While it was then proven that supply chain expenditures account for the greater part of ACF’s previous relief operations, the question remained how this knowledge can be used to save money, reduce lead times and, enhance service quality for future operations.
While traditionally most humanitarian funding is provided after the disaster has happened, the summit paper highlighted investments in supply chain preparedness measures as a powerful lever for improvements. A study from UNDP (UNDP 2012)1, which analysed the resilience of disaster prone countries, found that every dollar invested in fighting people’s vulnerability prior to the disaster can save seven dollars in economic losses afterwards. ACF wanted to find out whether the 1:7 ratio can also be reached within the scope of their emergency operations. ACF decided to extend its collaboration with KLU and HELP Logistics to conduct a Return on Investment (RoI) study on the delivery of Non-Food-Items (NFI) kits in context of the relief responses to the earthquakes in Haiti and Nepal. Major objective of the study was to get a better understanding of potential areas of preparedness investments and identify the most beneficial ones. The RoI study also aimed to support ACF’s International Strategic Plan 2016-2020 and to help the organisation to meet the target of developing emergency preparedness and response plans in all country offices. Based on a pre-defined Disaster Preparedness Framework, KLU and HELP Logistics developed an analysis tool to compare scenarios with and without investments in the areas of Personnel, IT/Processes, Prepositioning, Supplier Management and, Local Actors/Community. To accommodate both one-off investments and flexible running costs and to consider the fact that investments take time until they fully unfold, the analysis tool contains dynamic calculation methods. Subsequently, the RoI is significantly determined by the time that passes between investment made and disaster to happen. In the case of Haiti earthquake, the model demonstrated that an amount of € 115k invested about a year and two months (439 days) before the catastrophe happened could have led to total savings of € 938k (equal to 42% of total expenses). Likewise, in the case of Nepal earthquake, with € 39k invested two months (71 days) beforehand, savings of € 341k (equal to 39% of total expenses) would have been possible. Thus, in both situations the 1:7 ratio occurs at a certain point in time. In addition to the cost savings, the study showed that significant lead time reductions of 21 days (28 days lead time without investment in comparison to 7 days lead time with investment) can be achieved. The framework and the model are outlined in more detail in Section 3.

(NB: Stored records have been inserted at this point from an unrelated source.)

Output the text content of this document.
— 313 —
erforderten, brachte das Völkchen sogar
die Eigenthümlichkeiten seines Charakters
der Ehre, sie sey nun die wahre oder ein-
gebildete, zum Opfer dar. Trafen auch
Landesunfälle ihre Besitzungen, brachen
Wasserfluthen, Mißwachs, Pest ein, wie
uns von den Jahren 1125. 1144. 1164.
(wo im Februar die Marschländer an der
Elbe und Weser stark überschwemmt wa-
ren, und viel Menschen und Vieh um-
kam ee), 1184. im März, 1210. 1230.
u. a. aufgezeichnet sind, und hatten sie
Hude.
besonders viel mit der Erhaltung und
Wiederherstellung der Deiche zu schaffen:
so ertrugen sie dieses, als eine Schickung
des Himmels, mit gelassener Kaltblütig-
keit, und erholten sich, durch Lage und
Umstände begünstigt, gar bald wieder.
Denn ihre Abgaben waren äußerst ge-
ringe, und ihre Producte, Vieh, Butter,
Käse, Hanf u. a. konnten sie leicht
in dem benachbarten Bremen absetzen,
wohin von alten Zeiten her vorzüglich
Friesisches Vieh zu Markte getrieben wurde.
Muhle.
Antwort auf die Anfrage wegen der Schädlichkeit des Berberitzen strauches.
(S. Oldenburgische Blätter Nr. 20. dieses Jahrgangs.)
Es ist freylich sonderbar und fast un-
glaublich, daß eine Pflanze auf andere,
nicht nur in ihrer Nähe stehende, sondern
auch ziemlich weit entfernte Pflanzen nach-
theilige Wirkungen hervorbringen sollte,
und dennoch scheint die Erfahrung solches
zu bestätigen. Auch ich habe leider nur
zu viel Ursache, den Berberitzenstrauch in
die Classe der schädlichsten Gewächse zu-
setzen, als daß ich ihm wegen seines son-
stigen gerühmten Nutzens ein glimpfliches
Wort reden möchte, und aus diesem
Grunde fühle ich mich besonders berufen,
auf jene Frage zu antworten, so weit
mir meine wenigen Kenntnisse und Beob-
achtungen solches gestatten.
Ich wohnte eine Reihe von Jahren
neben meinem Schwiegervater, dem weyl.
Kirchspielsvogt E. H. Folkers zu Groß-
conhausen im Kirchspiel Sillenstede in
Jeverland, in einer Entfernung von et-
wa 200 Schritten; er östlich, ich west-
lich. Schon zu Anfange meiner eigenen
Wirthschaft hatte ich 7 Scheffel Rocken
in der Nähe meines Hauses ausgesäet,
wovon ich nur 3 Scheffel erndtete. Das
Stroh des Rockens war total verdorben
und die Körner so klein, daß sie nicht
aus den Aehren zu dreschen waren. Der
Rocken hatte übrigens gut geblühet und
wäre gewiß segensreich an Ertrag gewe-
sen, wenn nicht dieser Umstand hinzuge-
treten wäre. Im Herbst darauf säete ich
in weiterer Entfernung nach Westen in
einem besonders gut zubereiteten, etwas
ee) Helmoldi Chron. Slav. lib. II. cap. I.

The Supply Chain Cost Analysis and the Return on Investment Study have manifested the key messages of the World Humanitarian Summit report. The results emphasise that humanitarian agencies, donors, governments (and indeed commercial partners) should recognise and further exploit that supply chain and logistics is the critical business component of an efficient and effective response. By examining the significant potential these findings suggest, the humanitarian community should take into consideration that chasing for more money is not the only way to close the funding gap. In fact, investing earlier and smarter could ultimately reduce the requirements and help the whole community of humanitarian actors to do more with less.